I have always found Michael Crichton's writing to be very preachy and heavily saturated with a political agenda, trying to force feed his opinion on a touchy subject down the readers throat, but usually it is accompanied by a decent story. This time Crichton must have figured with less story he could put in more of his personal thoughts, and he did just that. Now I am not saying that Crichton did not have some interesting or valid points, which he did, but they could have easy been expressed in something other than a "novel".

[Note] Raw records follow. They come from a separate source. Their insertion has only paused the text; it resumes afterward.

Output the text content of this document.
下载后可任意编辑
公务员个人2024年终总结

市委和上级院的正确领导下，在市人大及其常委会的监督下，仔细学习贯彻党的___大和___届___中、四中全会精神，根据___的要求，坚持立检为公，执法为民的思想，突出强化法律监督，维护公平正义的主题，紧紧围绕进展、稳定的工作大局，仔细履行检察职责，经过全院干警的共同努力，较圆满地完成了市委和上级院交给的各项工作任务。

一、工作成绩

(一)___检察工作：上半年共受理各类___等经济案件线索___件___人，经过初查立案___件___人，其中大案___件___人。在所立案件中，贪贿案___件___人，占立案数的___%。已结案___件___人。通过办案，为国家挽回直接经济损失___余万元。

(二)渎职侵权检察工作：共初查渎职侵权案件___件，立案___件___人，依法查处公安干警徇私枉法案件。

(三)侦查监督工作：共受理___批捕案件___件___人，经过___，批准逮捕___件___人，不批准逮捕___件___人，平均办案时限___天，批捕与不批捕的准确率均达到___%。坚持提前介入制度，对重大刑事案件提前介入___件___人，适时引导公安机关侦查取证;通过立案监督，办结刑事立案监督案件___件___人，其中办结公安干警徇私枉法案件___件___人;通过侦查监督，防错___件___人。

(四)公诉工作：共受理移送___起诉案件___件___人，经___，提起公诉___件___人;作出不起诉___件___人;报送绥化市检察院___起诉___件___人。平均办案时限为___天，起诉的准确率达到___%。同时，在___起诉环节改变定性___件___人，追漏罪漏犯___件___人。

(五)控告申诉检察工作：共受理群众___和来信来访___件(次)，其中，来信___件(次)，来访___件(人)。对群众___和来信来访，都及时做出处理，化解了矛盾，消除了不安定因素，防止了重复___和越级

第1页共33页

From the beginning of the book there was never really any main character, just twenty or so concurrent stories that seemed vaguely correlated by each having something to do with genetics. Crichton spent little time on developing each character and moved on to the next story quickly, only to return back to previous mini-plots after twenty others, leaving plenty of time for the reader to lose interest in the characters completely (except for Gerard the talking bird, you can never grow bored with him!). Also, certain characters, mostly lawyers, seemed to be added into the story just to go on a rant about one of the topics Crichton wanted to mention, and their rant had little to nothing to do with the plot, and there were plenty of useless character rants. Then there were entire sections of the book in between plot jumping when Crichton used narration to ramble on about gene testing, flawed scientific research, medical research, and endless other topics. These narrations had nothing to do with the story, but Crichton probably could not find the proper character to go on the rant, so he did it himself.

I am not really a fan of Michael Crichton (and definitely not after this one), but I respect his ability to craft intelligent stories, so I keep trying his interesting sounding books. I would not recommend this book to anyone who is not already a Crichton fan, and if you find yourself holding it and teetering on whether or not to invest the time or money, I simply offer you one word which Crichton apparently tried to offer me..."Next".